Representation learning for unsupervised speech processing
Renshaw, Daniel Ian
MetadataShow full item record
Automatic speech recognition for our most widely used languages has recently seen substantial improvements, driven by improved training procedures for deep artificial neural networks, cost-effective availability of computational power at large scale, and, crucially, availability of large quantities of labelled training data. This success cannot be transferred to low and zero resource languages where the requisite transcriptions are unavailable. Unsupervised speech processing promises better methods for dealing with under-resourced languages. Here we investigate unsupervised neural network based models for learning frame- and sequence- level representations with the goal of improving zero-resource speech processing.
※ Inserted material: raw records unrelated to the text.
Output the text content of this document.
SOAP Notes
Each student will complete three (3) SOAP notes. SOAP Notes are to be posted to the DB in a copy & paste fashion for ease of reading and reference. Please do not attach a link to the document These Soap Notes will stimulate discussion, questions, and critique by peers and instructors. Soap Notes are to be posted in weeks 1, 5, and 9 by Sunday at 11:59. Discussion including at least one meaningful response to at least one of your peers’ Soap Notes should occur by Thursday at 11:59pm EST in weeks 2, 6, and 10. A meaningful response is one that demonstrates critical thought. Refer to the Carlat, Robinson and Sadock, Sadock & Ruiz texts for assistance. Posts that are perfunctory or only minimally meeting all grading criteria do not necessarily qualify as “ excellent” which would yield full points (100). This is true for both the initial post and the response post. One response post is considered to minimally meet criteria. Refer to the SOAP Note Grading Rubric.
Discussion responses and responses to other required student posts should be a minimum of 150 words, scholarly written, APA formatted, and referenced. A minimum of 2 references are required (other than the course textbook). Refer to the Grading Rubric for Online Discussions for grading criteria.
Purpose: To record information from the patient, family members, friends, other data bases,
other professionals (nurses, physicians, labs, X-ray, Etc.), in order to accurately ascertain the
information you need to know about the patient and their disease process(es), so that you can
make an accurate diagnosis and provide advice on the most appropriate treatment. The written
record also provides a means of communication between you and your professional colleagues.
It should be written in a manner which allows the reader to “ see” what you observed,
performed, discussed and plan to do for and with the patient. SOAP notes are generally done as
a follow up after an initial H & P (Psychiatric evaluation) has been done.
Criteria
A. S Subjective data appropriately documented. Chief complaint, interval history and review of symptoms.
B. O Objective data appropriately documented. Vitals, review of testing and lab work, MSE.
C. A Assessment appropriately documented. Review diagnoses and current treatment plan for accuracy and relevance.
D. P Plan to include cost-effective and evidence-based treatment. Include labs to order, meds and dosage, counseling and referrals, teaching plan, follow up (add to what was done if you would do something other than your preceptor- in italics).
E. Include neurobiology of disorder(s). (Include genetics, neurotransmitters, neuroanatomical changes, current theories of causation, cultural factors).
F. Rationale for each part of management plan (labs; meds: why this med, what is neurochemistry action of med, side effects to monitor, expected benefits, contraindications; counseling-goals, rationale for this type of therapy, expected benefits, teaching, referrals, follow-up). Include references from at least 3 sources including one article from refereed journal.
Good representations eliminate differences in accent, gender, channel characteristics, and other factors to model subword or whole-term units for within- and across- speaker speech unit discrimination. We present two contributions focussing on unsupervised learning of frame-level representations: (1) an improved version of the correspondence autoencoder applied to the INTERSPEECH 2015 Zero Resource Challenge, and (2) a proposed model for learning representations that explicitly optimize speech unit discrimination. We also present two contributions focussing on efficiency and scalability of unsupervised speech processing: (1) a proposed model and pilot experiments for learning a linear-time approximation of the quadratic-time dynamic time warping algorithm, and (2) a series of model proposals for learning fixed size representations of variable length speech segments enabling efficient vector space similarity measures.